The purpose of this exercise is to load information from three different file types: HTML, XML, and JSON, and to see if the results are identical. I picked mythology books for this assignment and handmade the HTML table, XML, and JSON files, which are uploaded to my GitHub.

library(XML)
library(plyr)
library(knitr)
library(jsonlite)

html.url <- "https://raw.githubusercontent.com/EyeDen/data607/master/assignment6/books.html"
xml.url <- "https://raw.githubusercontent.com/EyeDen/data607/master/assignment6/books.xml"
json.url <- "https://raw.githubusercontent.com/EyeDen/data607/master/assignment6/books.json"

download.file(html.url, "books.html")
download.file(xml.url, "books.xml")
download.file(json.url, "books.json")
books.html <- as.data.frame(readHTMLTable("books.html"))
kable(books.html)
NULL.Title NULL.Authors NULL.Publisher NULL.Pages NULL.Date
Norse Mythology Neil Gaiman W.W. Norton and Company 304 2/7/17
The Odyssey Homer, Emily Wilson W.W. Norton and Company 592 11/7/17
Fairy Tales from the Brothers Grimm: A New English Version The Brothers Grimm, Philip Pullman Viking 432 11/8/12

Aside from a minor issue with the column names, this is okay. If we were cleaning this up, we’d have to split apart the authors for The Odyssey and Fairy Tales.

Though xmlToDataFrame exists as part of the XML library, it is a bit too simplistic as it can’t handle the multiple author tags for two of the books. We’ll have to try something else. A [StackOverflow][“https://stackoverflow.com/questions/2067098/how-to-transform-xml-data-into-a-data-frame”] question gave me a solution, requiring the plyr library.

books.xml <- ldply(xmlToList("books.xml"), data.frame)

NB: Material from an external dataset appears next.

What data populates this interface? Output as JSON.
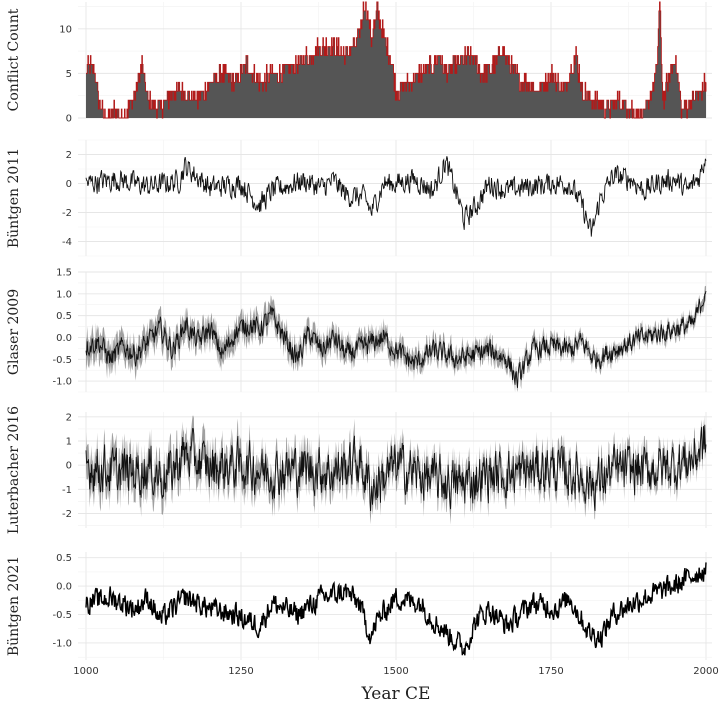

This natively manages to split apart the authors, which readHTMLTable couldn’t manage for HTML. We can clean it up a bit, and remove columns we won’t be needing.

books.xml <- books.xml[, c(2, 3, 8, 4, 5, 6)]
kable(books.xml)
title author author.1 publisher pages date
Norse Mythology Neil Gaiman NA W.W. Norton and Company 304 2/7/17
The Odyssey Homer Emily Wilson W.W. Norton and Company 592 11/7/17
Fairy Tales from the Brothers Grimm: A New English Version The Brothers Grimm Philip Pullman Viking 432 11/8/12
books.json <- as.data.frame(fromJSON("books.json"))
kable(books.json)
books.title books.authors books.publisher books.pages books.date
Norse Mythology Neil Gaiman W.W. Norton and Company 304 2/7/17
The Odyssey Homer, Emily Wilson W.W. Norton and Company 592 11/7/17
Fairy Tales from the Brothers Grimm: A New English Version The Brothers Grimm, Philip Pullman Viking 432 11/8/12

Reading in the JSON file, we get an output exactly like the HTML table, although the column names are a little neater. Rather than separating the authors into new columns automatically, as the XML version had done, this leaves multiple entries in the same column.

So, no, the methods are not identical.